Wenn TINA der Leit­stern der har­ten Neo­li­be­ra­len ist, dann ist die Ver­elen­dungs­theo­rie der Hoff­nungs­trä­ger einer bestimm­ten Sor­te von Mar­xis­tIn­nen. Zuge­spitzt und popu­la­ri­siert: der Kapi­ta­lis­mus wird letzt­lich durch eine zuneh­men­de Ver­schlech­te­rung der Lebens­be­din­gun­gen der Arbei­te­rIn­nen schon selbst dafür sor­gen, dass es zur gro­ßen Revo­lu­ti­on und zum Umschwung der Ver­hält­nis­se kommt. So etwas in der Art gibt es auch in grün – wenn Peak Oil über­schrit­ten ist, wenn die Böden aus­ge­laugt sind, wenn die Nah­rungs­mit­tel­ver­sor­gung zusam­men­ge­bro­chen ist – spä­tes­tens dann, mit der gro­ßen Kri­se, wird der gro­ße Umschwung zu nach­hal­ti­gen und öko­lo­gi­schen Pro­duk­ti­ons- und Lebens­wei­sen kom­men. Weil’s halt ein­fach gar nicht anders geht, und dann jeder und jede die öko­lo­gi­sche Wahr­heit sehen wird.

Mal abge­se­hen davon, dass bei der Hoff­nung auf Ver­elen­dung immer auch Zynis­mus mit­schwingt, hal­te ich die eine wie die ande­re Vari­an­te die­ser Vor­stel­lung für falsch. Auch hier sind die Ver­hält­nis­se kom­pli­zier­ter, auch hier scheint es mir kei­ne Auto­ma­tis­men zu geben. Allein schon des­we­gen, weil die welt­wei­ten Chan­cen und öko­lo­gi­schen Abhän­gig­kei­ten so ungleich ver­teilt sind bzw. als unglei­che Ver­tei­lung geschaf­fen und auf­recht erhal­ten wur­den und wer­den. Zudem blei­ben Inno­va­ti­ons­kraft und gegen­läu­fi­ge Ten­den­zen unterbelichtet.

Unterm Strich bleibt die Aus­sa­ge, dass es dumm wäre, öko­lo­gi­sche Poli­tik auf die Hoff­nung auf Auto­ma­tis­men auf­zu­bau­en. Es bleibt die Not­wen­dig­keit – und das ist Arbeit – sich in den unter­schied­lichs­ten gesell­schaft­li­chen Are­nen wei­ter­hin selbst dar­um zu küm­mern, dass es in Rich­tung Nach­hal­tig­keit geht. Dar­auf, dass sich hier bereits eini­ges bewegt, dass es durch­aus auch posi­ti­ve Nach­rich­ten gibt, Hoff­nun­gen zu set­zen, erscheint mir weit­aus sinn­vol­ler, als es die men­ta­le Vor­be­rei­tung auf den „unaus­weich­li­chen“ öko­lo­gi­schen Kol­laps wäre. 

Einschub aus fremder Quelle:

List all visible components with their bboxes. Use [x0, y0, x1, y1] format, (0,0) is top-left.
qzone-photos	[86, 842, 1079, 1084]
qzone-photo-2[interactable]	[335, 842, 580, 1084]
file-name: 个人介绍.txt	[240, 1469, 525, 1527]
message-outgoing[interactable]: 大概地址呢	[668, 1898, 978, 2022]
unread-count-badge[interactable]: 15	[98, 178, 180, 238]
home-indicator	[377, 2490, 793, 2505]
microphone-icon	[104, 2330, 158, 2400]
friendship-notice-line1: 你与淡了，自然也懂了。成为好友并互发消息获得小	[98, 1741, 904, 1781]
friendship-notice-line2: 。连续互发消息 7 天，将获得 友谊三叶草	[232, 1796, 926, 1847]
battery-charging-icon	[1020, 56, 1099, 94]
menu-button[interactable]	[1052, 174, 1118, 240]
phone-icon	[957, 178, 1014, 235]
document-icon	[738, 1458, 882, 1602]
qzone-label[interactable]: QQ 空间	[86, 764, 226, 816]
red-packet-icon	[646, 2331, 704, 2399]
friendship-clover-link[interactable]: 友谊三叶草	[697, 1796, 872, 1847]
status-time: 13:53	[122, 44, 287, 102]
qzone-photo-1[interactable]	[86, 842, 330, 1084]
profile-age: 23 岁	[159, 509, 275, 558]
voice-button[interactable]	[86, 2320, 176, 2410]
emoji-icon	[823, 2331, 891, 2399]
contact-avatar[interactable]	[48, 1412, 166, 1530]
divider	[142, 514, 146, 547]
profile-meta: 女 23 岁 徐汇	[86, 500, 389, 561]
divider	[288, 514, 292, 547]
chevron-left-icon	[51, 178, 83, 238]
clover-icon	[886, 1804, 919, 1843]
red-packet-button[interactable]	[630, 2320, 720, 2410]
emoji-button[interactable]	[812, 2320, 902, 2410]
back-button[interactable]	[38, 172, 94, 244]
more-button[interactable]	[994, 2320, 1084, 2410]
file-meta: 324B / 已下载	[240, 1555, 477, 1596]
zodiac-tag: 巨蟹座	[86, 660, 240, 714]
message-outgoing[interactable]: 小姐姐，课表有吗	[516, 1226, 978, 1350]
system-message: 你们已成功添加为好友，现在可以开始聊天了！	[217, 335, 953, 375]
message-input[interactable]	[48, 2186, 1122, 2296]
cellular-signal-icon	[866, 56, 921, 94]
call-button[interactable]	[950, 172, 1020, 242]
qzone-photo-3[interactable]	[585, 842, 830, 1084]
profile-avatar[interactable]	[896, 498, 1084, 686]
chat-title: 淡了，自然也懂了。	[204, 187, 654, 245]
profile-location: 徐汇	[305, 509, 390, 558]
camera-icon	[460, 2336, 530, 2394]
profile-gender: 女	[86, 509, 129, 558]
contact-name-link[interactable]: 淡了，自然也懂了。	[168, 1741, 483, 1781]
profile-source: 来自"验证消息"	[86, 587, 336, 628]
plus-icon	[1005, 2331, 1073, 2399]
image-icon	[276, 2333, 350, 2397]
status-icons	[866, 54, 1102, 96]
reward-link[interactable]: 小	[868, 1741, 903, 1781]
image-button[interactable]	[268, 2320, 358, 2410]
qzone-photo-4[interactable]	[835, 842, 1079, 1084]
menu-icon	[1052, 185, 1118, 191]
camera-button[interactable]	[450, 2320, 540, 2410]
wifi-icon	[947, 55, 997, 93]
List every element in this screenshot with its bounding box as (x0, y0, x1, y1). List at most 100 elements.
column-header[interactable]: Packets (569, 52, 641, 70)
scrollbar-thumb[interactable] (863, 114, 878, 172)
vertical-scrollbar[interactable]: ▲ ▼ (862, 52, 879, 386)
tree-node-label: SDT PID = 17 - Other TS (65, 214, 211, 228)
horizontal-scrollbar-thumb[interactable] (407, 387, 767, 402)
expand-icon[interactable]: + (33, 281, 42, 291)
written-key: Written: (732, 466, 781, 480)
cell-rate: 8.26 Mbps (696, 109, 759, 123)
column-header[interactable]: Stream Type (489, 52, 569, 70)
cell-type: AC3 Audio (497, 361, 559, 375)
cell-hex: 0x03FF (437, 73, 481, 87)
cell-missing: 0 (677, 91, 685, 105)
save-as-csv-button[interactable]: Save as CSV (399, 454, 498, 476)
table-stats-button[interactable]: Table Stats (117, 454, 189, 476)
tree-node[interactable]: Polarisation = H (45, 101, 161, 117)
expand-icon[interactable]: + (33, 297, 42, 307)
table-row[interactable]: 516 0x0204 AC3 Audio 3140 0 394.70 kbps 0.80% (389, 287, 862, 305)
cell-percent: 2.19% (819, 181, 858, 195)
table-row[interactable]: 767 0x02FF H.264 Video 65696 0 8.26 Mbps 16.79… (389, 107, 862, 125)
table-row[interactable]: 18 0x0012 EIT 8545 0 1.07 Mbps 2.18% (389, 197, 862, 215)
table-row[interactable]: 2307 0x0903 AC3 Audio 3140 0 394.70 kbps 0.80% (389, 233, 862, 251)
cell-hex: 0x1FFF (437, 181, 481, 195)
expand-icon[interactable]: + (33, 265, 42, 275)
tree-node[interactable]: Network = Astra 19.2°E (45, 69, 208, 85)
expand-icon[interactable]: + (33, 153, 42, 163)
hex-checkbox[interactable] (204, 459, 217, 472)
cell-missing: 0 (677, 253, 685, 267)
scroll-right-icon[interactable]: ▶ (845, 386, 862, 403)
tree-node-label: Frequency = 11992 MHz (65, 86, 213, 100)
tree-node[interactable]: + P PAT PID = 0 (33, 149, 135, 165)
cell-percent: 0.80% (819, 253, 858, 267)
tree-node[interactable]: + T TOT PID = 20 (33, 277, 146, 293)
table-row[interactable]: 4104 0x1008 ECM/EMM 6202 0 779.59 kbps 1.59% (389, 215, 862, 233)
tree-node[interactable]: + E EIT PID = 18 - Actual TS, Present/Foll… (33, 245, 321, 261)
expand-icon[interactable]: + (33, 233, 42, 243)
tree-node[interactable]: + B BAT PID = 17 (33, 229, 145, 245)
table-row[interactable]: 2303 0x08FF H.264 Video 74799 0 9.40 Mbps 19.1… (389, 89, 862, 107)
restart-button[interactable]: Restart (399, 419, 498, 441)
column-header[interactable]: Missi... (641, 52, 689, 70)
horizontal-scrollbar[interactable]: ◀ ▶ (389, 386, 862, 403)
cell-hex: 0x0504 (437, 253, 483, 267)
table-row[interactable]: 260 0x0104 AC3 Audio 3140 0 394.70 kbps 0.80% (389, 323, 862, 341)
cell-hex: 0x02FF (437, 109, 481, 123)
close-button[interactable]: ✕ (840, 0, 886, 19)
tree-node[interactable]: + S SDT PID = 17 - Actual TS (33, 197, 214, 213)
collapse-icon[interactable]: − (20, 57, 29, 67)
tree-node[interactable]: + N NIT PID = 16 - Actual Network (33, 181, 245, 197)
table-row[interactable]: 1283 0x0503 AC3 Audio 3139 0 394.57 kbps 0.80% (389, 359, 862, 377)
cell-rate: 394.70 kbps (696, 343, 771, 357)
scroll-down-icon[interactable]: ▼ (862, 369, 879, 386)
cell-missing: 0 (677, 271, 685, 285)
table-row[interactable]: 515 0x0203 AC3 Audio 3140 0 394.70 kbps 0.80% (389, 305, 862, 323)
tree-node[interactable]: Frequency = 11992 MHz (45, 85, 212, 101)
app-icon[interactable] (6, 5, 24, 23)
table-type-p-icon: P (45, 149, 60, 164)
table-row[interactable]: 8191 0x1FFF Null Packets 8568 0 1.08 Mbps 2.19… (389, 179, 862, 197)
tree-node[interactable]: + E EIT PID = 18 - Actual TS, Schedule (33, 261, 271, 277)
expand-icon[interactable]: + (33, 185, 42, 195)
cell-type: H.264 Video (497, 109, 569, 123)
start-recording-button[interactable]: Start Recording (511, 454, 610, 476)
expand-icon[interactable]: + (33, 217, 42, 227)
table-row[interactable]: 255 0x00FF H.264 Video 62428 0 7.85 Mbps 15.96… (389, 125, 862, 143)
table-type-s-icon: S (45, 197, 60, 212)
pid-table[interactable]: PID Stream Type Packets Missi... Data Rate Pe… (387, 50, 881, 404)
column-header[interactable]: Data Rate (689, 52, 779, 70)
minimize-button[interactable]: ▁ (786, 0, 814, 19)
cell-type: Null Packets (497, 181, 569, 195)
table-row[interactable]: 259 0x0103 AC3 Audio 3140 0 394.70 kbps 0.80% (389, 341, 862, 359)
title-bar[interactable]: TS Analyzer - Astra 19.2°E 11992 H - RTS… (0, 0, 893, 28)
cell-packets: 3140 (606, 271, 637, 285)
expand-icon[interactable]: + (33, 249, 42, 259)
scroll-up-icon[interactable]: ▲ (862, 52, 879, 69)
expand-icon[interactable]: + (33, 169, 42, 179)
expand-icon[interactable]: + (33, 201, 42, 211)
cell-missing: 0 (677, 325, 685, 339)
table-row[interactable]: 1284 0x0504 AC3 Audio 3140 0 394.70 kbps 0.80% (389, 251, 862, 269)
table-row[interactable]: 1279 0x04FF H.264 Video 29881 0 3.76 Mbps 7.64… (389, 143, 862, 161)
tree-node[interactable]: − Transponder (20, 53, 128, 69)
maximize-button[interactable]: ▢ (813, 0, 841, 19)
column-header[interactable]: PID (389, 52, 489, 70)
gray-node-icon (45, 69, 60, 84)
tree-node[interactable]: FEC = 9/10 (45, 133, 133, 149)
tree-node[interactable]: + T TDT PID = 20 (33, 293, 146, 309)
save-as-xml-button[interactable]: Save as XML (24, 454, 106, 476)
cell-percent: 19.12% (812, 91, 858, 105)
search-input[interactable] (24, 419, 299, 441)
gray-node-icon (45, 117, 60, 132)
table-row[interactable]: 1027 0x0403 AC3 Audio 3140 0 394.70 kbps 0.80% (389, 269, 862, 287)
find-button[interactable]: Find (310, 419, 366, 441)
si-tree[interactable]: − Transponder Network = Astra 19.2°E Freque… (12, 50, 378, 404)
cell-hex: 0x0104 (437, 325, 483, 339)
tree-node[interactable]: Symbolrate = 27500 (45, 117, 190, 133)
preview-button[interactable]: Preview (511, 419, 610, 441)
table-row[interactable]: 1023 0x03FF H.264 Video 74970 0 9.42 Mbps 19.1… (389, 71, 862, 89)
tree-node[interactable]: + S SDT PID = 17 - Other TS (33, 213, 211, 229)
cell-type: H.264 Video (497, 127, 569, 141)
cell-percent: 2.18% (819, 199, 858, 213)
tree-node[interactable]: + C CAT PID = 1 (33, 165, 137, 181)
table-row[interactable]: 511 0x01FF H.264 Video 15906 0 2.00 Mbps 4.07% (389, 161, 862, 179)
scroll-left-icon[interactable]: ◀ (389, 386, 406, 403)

War­um blog­ge ich das? Weil es manch­mal hilf­reich ist, sich die Begren­zun­gen der poli­ti­schen Wirk­sam­keit außer­so­zia­ler Fak­ten vor Augen zu füh­ren. Selbst psy­cho­lo­gisch lässt sich ganz gut erklä­ren, war­um es manch­mal ein­fa­cher ist, kon­tra­fak­tisch auf z.B. einer unbe­ding­ten Wachs­tums­ori­en­tie­rung zu behar­ren, als die Gren­zen des Wachs­tums zur (poli­ti­schen) Kennt­nis zu nehmen.